After finding this, I got in touch with our contacts at the NLS, Robert Betteridge and Anette Hagan, to confirm that these sets were indeed the same as ours. They came back with a positive confirmation; however, they had been part of the Rosebery Collection and had not been catalogued on-line. Following this line of queries, they provided a catalogue record as well, which can be found here. One of their sets did, indeed, include a wrapper/title card which provides us with our lost title and printer information as well as a card for the Lord Lyon King of Arms (Sir Alexander Erskine, 2nd Baronet of Cambo), a card which the St Andrews set lacks. Since this find, we have updated our catalogue record to reflect the true identity of this set.

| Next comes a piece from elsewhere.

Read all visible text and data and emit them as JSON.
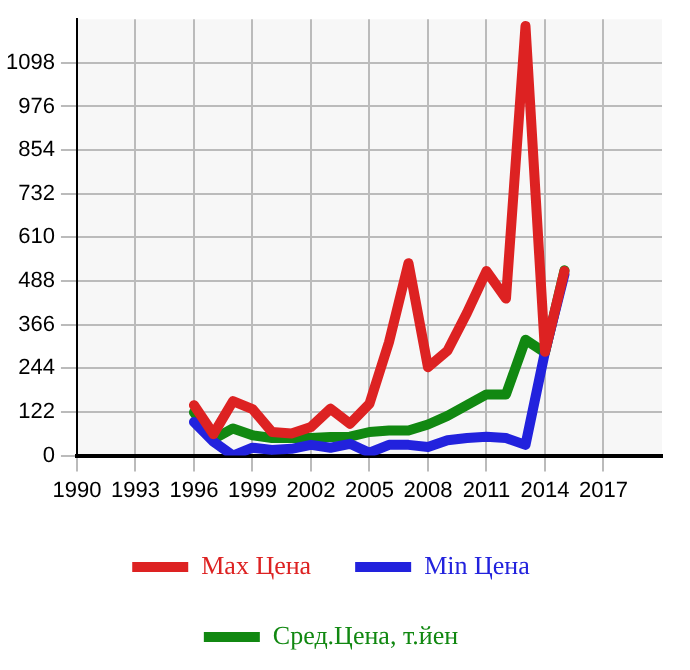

This is generally where this exciting story would end; however, the Edinburgh Evening News did a follow-up article on this find in their 23 July 2011 edition. This article prompted a query from a reader of the Evening News who thought she had a matching set in her private collection. After sending along an image of the set (pictured right), we were able to confirm that this was indeed another set, and the first set that we’ve seen mounted as cards. The red suits in this set also appears to be press-coloured.